Grâce au soutien de la National Science Foundation, Liang et Kalyanam intégreront un cadre de gouvernance des données, des outils d’apprentissage automatique et des fonctionnalités de collaboration communautaire à Science-i. L’infrastructure améliorée aidera Science-i à combler trois lacunes dans la recherche forestière collaborative : manque de capacité de calcul, accès limité à des données de recherche critiques et soutien insuffisant des experts mondiaux. Ce travail complète également les travaux de l’Institut de foresterie numérique de Purdue.
De nombreux membres de Science-i sont des scientifiques forestiers, des forestiers et des responsables gouvernementaux de premier plan. « Le fait que nous ayons simplement leur participation et une collaboration étroite sur cette plate-forme internationale est un signe d’espoir pour l’avenir », a déclaré Liang.

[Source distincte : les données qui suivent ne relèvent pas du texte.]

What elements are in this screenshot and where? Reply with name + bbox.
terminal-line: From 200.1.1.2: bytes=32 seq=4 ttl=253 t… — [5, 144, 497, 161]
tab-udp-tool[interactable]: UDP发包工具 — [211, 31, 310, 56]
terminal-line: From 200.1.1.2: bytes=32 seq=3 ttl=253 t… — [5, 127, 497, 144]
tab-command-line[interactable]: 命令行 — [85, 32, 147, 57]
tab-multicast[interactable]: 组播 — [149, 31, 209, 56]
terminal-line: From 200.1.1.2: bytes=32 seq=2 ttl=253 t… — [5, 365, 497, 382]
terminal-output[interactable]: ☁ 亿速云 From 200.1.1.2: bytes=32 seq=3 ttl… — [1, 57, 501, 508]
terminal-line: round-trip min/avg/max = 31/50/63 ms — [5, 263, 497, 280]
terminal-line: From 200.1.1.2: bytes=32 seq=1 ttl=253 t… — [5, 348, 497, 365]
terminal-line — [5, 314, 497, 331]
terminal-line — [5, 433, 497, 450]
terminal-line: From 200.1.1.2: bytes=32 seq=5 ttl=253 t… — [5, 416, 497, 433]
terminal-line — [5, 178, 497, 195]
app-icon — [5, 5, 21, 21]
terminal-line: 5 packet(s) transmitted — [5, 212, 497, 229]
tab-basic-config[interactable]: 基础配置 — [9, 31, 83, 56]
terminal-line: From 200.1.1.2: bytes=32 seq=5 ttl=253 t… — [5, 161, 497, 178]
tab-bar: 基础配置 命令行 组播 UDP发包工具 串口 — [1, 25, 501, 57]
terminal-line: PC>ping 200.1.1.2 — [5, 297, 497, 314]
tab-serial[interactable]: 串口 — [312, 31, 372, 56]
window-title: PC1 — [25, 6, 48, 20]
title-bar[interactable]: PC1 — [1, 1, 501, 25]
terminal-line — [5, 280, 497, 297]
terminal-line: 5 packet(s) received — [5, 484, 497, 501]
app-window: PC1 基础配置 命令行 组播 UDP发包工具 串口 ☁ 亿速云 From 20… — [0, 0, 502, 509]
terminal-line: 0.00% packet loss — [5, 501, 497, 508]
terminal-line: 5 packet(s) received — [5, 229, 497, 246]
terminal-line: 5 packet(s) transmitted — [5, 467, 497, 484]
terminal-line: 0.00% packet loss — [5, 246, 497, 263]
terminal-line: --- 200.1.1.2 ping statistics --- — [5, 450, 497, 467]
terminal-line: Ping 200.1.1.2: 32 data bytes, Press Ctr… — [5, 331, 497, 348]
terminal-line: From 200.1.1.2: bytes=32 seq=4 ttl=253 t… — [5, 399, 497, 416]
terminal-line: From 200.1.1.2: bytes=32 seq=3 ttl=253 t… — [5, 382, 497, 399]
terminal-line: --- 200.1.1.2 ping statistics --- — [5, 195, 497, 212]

Deux études de cas pilotes Science-i en cours soutiennent des chercheurs sous-représentés dans des projets d’une importance vitale pour quantifier précisément le stockage du carbone forestier et les capacités de mitigation du changement climatique, selon Liang.
Un projet quantifie la taille des arbres et les stocks forestiers à l’échelle mondiale en collaboration avec des communautés autochtones et rurales. Un deuxième projet vise à quantifier la migration des forêts. Le fait que l’aire de répartition géographique des espèces d’arbres ait changé avec le climat est un phénomène bien connu. Cependant, peu d’études ont cherché à documenter comment une forêt entière peut migrer avec le temps.
« C’est très important, surtout pour les communautés autochtones et rurales », a noté Liang, car leurs histoires, cultures et identités sont souvent liées à leur environnement forestier.
« Si le type de forêt change, une partie de leur culture, une partie de leur identité peut être perdue, et elles doivent travailler dur pour rétablir cette connexion avec la nature. C’est assez difficile », a déclaré Liang.
Liang et la National Indian Carbon Coalition, une organisation qui englobe les communautés autochtones des États-Unis, du Canada et du Mexique, organiseront des ateliers collaboratifs à Purdue pour discuter des moyens de résoudre les problèmes liés au changement climatique dans leurs communautés.
« Les forêts migrent, le type de forêt change, et elles font face à un nouveau jeu. Cela posera un défi aux communautés sous-représentées et rurales », a déclaré Liang. « Nous devons les impliquer. Nous devons collaborer pour savoir comment nous pouvons atténuer ce problème. »
Liang et Kalyanam espèrent que le métavers forestier de Science-i deviendra une ressource précieuse pour les chercheurs du monde entier, en particulier pour ceux qui travaillent sur des questions importantes liées au changement climatique.
« Nous sommes convaincus que Science-i peut être un catalyseur pour la recherche forestière collaborative et innovante », a déclaré Liang. « Nous sommes impatients de voir ce que l’avenir nous réserve. »
Le projet de Liang et Kalyanam est un effort ambitieux visant à combler un important fossé dans la recherche forestière. Si le métavers forestier de Science-i est un succès, il pourrait avoir un impact profond sur la compréhension et la gestion des forêts dans le monde entier.